Я прижал ладонь к левой щеке, чтоб не видно было, как она дернулась. Когда я поднес стакан ко рту, джин выплеснулся мне на костюм.
— Они только что окончили колледж, — продолжал Берт. — Один богаче другого. Их общипать догола, они и то ничего не почувствуют. Так вот, для участия в этом грабеже ты должен всего лишь…
Уборная была в дальнем конце ресторана, но я успел добежать. Потом налил в раковину холодной воды и окунул в нее голову. Берт догнал меня в умывальной, пока я вытирался бумажным полотенцем, и сказал:
— Понимаешь, Хэйки, не хотел я этого говорить, но раз уж тебя прихватило, скажу прямо: вид у тебя — краше в гроб кладут. Я, понимаешь, как увидел тебя, сразу смекнул: что-то с тобой стряслось.

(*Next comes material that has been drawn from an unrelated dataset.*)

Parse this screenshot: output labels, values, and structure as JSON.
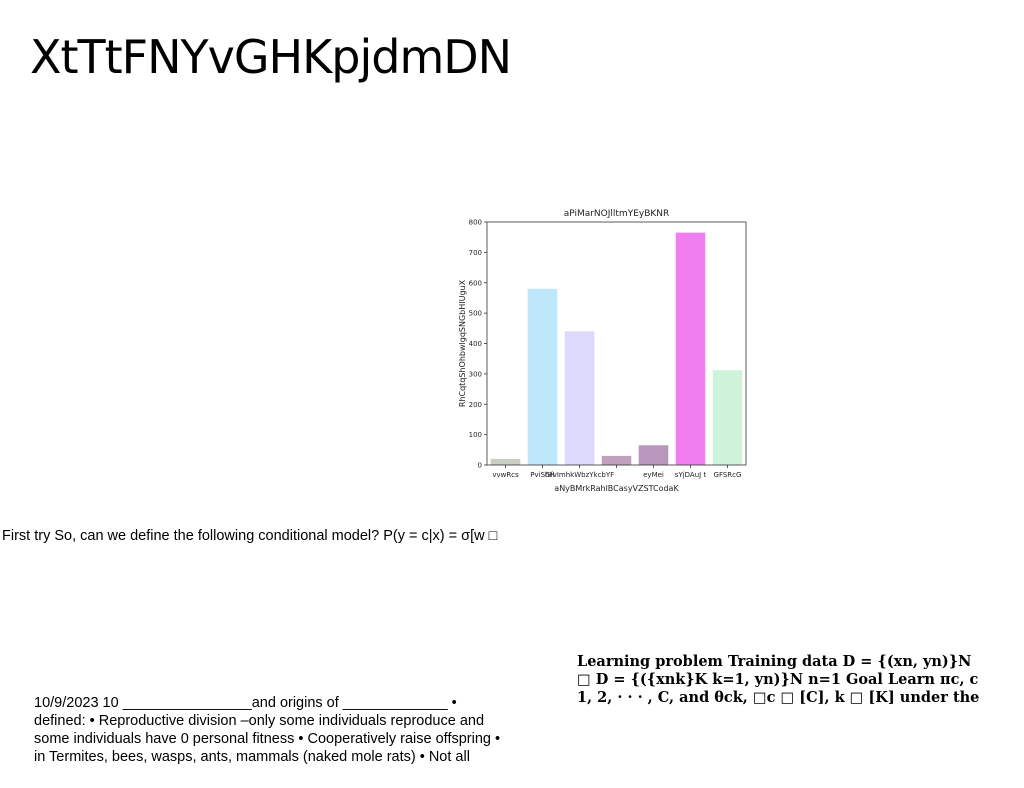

И что бы оно ни было — вино, наркотики или семейные нелады, — зашло оно дальше, чем тебе кажется, и пора тебе, пожалуй, полечиться. Ты уж на меня не сердись, ладно?
Я сказал, что меня опять тошнит, и дождался в уборной, пока Берт уйдет. А тогда получил у гардеробщицы свою шляпу, выдержал еще один скучающий взгляд и в газете, брошенной кем-то тут же на стуле, прочел, что из банка в Бруклине похищено среди бела дня 18.000 долларов.
Я побродил по улицам, прикидывая, трудно ли научиться очищать карманы и вырывать из рук сумки, и все арки и шпили собора св. Патрика наводили меня только на мысль о церковных ящиках для пожертвований. Домой я уехал обычным поездом, по дороге любовался мирным ландшафтом и весенним вечером, и мне казалось, что рыболовы, и одинокие купальщики, и сторожа у переездов, и мальчишки, гоняющие мяч на пустырях, и влюбленные, обнимающиеся у всех на виду, и владельцы парусных лодок, и старики, играющие в карты в пожарных сараях, — вот кто служит заплатами на больших дырках, проделанных в мире такими людьми, как я.